2009-07-21 21:22:05 | 高橋良輔監督作品関連

いやいや、決して忘れていたわけではなく。っていうか、高橋良輔監督作品を語るなら、これを忘れちゃならんわけでね。
いちおう劇場版「ペールゼン・ファイルズ」を鑑賞してから、と思ってましたので、そろそろ行くとしましょう

まずは作品に関する予備知識。
「装甲騎兵ボトムズ」は、「太陽の牙ダグラム」の後番組として1983年4月から84年3月まで全52本放映。テレビ東京系でしたので、放送日や時間は日本各地でバラバラだったと思います。
この作品の最大の特徴は、主人公が特定の愛機を持っていないという点。この物語の世界において、AT(アーマード・トゥルーパー)と呼ばれる乗り込み型戦闘ロボットは、ごく普通の量産品。しかも、戦乱状況が長く長く続いたために、その辺にATがゴロゴロ転がっていて、テキトーに乗り込んで動かすことができる、という設定。
従って、主人公キリコ・キュービィは、「○○○!発進っ!」とか言いながら愛用のATを呼び寄せて・・・なんてことをしなくていい。四苦八苦してATを持ち運ぶ必要もなし。つまり、自由に動き回ることができます。
その結果、作品全体が「キリコ・オデッセイ」─すなわち、戦場で心身ともに傷つき、進むべき道を見失った一人の若者が、艱難辛苦を乗り越えて自分自身の「真の姿」を見つけ出し、「父なる存在」と邂逅し、それを凌駕していく物語、となっています。ようするに神話的要素の強い作品なのです。
おっと、その困難な旅の途上で「運命の相手」とめぐり合い、愛を知るという、ラブ・ロマンスの要素もバリバリですぞ。

もうひとつ特徴的なのは、そのATの大きさです。
当時大人気だったガンダムが18m、ボトムズの前作品であるダグラムが10m。しかしATは4mという設定です。
持ち運ばなくていいどころか、持ち運ぶにも苦労しない大きさです。
この4mという大きさについては、高橋監督はこのように語っていらっしゃいます。

「『機動戦士ガンダム』のヒットを受けて僕が最初に作ったのが『太陽の牙ダグラム』でした。でも『ダグラム』ではストーリーはともかく、ロボットという存在をうまく生かしきれたとは思えなかった。・・・ダグラムの全長はガンダムの約半分の10メートルなのですが、半分の大きさにしても、演出の方向性は変わらなかったんですよね。では新しいイメージを打ち出すためには、どのサイズがいいのか?という試行錯誤の末、“乗る”から“着る”に意識が切り替わってしまうギリギリのラインだと思えた、4メートルにしたんです」
(※日経PB社06年発行「日経PBムック・装甲騎兵ボトムズパーフェクトガイド」より)
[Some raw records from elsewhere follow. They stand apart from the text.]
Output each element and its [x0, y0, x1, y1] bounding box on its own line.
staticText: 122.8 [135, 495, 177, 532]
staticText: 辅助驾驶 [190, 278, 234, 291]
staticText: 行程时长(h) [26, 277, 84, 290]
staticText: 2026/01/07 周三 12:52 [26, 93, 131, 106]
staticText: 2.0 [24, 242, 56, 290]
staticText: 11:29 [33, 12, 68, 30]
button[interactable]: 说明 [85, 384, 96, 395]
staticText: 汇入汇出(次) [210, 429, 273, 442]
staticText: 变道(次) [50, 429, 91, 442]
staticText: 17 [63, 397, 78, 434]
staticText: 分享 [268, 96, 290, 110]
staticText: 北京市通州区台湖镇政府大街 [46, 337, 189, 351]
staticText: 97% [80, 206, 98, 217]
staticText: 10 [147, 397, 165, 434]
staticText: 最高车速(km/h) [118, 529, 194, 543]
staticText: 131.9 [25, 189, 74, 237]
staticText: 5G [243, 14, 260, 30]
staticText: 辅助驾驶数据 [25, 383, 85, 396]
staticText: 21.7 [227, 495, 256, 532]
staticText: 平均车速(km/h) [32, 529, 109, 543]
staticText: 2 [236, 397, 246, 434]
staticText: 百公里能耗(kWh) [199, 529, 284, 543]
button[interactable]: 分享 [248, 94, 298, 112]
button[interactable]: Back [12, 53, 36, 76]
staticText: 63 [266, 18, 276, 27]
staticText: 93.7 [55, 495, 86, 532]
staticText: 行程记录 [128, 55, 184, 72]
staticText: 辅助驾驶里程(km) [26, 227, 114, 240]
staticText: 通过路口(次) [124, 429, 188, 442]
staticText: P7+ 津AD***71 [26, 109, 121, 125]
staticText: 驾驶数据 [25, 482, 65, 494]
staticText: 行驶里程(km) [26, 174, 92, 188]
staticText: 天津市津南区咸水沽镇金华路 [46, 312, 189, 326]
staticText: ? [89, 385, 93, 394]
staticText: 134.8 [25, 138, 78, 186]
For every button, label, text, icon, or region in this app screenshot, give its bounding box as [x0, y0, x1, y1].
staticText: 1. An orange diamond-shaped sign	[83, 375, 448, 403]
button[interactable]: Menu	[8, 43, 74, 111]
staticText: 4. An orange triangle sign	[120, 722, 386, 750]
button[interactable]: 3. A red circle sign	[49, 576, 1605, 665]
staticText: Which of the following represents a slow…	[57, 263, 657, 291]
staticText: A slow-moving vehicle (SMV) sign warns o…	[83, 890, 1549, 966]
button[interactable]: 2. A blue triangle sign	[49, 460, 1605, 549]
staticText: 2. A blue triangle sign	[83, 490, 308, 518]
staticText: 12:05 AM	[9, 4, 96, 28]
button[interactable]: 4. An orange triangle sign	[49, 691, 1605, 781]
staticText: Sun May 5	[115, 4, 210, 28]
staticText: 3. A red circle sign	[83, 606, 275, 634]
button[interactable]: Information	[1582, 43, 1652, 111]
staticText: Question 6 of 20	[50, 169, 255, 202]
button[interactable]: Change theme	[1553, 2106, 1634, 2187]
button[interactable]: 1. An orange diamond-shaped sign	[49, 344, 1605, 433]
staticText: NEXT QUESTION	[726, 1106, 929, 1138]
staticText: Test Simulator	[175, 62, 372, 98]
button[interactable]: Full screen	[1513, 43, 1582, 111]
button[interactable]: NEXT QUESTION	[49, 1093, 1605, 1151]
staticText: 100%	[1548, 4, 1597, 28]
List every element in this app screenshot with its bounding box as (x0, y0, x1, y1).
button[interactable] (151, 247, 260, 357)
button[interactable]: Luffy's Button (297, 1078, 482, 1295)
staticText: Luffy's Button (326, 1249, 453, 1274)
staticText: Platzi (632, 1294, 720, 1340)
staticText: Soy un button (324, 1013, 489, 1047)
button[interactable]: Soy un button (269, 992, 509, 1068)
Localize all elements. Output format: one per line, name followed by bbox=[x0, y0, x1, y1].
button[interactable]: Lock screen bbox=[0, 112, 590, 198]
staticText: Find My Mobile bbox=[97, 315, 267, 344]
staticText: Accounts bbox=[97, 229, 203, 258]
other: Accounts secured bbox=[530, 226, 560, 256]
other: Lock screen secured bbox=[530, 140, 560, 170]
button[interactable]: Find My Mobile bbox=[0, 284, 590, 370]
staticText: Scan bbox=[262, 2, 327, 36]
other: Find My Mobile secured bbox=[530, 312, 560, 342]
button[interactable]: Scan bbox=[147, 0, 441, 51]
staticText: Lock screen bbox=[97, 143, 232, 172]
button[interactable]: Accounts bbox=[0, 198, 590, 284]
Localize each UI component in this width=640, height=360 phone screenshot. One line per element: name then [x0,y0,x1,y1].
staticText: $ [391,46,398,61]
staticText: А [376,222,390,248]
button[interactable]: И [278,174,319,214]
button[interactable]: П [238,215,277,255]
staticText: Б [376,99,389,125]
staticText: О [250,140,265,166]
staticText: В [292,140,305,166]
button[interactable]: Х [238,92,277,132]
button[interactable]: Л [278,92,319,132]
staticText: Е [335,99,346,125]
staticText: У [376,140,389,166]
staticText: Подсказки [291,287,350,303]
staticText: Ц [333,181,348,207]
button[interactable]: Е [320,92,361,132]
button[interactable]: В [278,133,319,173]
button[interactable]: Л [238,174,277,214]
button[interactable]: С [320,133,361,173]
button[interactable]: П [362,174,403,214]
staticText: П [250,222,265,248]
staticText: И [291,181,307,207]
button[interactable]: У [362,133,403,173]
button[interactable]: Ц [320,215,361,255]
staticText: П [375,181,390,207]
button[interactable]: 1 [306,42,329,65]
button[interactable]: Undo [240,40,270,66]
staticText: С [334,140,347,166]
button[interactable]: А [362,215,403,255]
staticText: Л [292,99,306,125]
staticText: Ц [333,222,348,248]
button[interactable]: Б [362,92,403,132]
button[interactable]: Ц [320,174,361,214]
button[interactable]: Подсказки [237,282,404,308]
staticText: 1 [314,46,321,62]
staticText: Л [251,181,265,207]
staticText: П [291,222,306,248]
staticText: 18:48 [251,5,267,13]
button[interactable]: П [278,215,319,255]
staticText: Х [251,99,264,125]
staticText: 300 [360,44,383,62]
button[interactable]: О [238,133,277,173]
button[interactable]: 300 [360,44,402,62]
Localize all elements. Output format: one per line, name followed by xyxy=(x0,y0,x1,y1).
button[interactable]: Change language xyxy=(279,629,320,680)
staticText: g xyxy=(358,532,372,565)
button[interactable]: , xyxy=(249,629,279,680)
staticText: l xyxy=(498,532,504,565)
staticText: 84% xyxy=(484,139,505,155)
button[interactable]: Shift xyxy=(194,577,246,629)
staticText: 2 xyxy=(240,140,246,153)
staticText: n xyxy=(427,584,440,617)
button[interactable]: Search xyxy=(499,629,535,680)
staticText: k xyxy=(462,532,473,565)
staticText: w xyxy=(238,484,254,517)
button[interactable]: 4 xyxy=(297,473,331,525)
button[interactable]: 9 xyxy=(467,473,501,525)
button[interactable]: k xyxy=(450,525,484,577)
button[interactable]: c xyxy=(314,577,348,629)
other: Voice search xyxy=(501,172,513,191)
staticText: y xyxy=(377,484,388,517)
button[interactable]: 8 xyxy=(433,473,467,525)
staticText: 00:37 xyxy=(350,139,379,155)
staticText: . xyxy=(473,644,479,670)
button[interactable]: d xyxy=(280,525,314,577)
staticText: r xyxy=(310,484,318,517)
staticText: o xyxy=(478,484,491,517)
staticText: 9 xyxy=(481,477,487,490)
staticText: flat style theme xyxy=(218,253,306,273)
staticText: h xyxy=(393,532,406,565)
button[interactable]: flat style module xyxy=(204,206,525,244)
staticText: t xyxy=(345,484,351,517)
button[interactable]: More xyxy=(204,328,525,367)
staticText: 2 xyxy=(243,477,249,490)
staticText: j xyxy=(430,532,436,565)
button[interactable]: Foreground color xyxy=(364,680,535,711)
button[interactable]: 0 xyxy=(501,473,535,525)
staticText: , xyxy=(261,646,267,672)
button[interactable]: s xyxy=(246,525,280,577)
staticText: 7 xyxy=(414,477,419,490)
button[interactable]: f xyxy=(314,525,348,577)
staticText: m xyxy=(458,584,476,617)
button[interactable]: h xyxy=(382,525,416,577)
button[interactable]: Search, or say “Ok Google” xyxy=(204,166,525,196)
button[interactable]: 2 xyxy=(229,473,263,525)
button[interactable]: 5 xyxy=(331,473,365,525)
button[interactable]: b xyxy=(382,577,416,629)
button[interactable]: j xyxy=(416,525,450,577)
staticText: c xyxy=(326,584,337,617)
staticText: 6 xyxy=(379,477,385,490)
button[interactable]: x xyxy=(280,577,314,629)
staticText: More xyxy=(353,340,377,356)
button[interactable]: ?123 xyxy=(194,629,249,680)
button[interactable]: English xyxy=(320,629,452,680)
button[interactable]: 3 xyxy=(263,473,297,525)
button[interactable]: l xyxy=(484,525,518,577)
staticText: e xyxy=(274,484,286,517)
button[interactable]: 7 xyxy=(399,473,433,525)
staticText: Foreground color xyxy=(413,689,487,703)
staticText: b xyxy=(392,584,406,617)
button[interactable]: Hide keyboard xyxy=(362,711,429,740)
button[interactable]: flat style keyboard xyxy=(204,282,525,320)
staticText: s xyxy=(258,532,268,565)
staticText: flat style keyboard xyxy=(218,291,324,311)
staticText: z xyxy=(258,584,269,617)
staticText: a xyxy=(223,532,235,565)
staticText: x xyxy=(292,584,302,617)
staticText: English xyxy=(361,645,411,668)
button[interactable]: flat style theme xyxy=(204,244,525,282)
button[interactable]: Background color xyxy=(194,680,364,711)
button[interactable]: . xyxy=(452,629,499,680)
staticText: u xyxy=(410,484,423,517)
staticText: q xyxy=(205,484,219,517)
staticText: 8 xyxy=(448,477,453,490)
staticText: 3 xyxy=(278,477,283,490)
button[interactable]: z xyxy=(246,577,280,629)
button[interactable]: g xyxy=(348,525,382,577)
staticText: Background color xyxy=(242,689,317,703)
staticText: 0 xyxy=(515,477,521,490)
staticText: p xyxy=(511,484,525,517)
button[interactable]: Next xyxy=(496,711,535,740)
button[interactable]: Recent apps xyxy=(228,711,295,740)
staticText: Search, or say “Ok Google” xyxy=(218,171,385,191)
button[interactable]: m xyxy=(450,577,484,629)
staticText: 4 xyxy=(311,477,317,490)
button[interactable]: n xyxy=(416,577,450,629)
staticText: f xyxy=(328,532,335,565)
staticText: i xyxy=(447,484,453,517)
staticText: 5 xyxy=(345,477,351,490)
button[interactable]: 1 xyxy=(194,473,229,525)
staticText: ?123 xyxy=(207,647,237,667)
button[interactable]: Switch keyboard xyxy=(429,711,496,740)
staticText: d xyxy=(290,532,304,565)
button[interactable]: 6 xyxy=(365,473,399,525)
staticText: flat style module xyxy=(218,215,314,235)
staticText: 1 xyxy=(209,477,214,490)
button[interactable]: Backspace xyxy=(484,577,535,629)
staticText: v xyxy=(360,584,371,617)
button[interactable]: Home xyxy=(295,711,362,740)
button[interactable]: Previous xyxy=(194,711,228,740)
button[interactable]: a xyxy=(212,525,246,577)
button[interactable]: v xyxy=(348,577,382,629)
はっきり言ってしまえば、「ガンダムとは毛色の違うロボットものを作りたかった」ということですね。
ダグラムは、物語としては成功したけれど、ロボットもの?・・・じゃなくて「戦争もの」になっちゃいましたからね。
だから、今度こそ「ロボットもの」という括りの中で、ガンダムとはまったく違う物語で勝負したかった。そのために、ロボットそのものを大きく改変した。
ガンダムでは、主役よりもむしろ「ザクの方に魅力を感じた」という高橋監督(やっぱりひねくれ者だなあ)、その路線を突き進んで出来上がったAT。
いちおう機種名は「スコープドッグ」といいます。いろいろ装備をつけると、呼び名もいろいろになるようですが、私はあまり興味がないので(おい!)、さっくりスルー、ってことでひとつ。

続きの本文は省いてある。